A former governor of the Bank of Thailand, the country’s central bank, Veerathai Santiprabhob, castigates the digital wallet scheme as the latest in a series of spendthrift and distortionary policies. Over 100 former central bankers and economists, including Mr Veerathai, signed a petition opposing the stimulus package, arguing that the costs of the scheme outweighed its benefits. Sethaput Suthiwartnarueput, the current central-bank governor, said the government should prioritise investment over stimulating consumption.

Private consumption grew by 8.1% year-on-year in the third quarter of 2023, even as the economy grew by 1.5%, the slowest rate this year. This caused the National Economic and Social Development Council (NESDC), Thailand’s state planning agency, to cut its growth forecast for 2023 to 2.5%. In recent years, Thailand’s growth has lagged its neighbours’, beset by economic mismanagement under the previous military government, which failed to tackle systemic challenges such as rising income inequality and an ageing population.

Problems abound in Thailand’s existing cash-transfer programmes. In 2017 the military government introduced unconditional handouts to the poor. Each month, welfare card holders receive 200-300 baht. According to the NESDC, half of Thailand’s poor do not receive this monthly handout and 90% of those who do are not under the national poverty line.

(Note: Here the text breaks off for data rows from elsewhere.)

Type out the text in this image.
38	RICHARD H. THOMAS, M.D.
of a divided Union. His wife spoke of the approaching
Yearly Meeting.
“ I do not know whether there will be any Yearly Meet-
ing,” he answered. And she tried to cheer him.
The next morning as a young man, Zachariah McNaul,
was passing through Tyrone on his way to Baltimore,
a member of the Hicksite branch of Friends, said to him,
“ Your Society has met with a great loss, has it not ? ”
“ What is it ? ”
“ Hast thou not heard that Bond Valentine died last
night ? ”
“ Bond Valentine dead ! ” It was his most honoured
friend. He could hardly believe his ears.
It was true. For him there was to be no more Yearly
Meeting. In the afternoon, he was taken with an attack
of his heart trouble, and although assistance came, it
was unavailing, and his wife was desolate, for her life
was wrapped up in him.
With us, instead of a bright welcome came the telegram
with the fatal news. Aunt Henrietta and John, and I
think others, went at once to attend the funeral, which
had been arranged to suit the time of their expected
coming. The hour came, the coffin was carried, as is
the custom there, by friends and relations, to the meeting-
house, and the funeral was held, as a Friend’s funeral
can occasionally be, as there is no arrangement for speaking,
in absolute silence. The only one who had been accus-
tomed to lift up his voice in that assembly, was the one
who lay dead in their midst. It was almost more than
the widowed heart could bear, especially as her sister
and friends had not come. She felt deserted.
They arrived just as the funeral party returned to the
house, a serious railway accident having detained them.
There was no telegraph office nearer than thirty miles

Move Forward, the country’s main opposition party, also opposes the digital wallet plan. It wants the government instead to address Thailand’s structural woes, especially by breaking up the monopolies that dominate many industries. Given that Pheu Thai depends on establishment backing, this is almost unimaginable. But Pheu Thai did, at least, invite Move Forward to propose an alternative stimulus package, says Sirikanya Tansakul, head of Move Forward’s economic team. She suggested the government make smaller investments to boost local economies, such as by improving the quality of Thailand’s tap water. The government told her cash giveaways were sexier.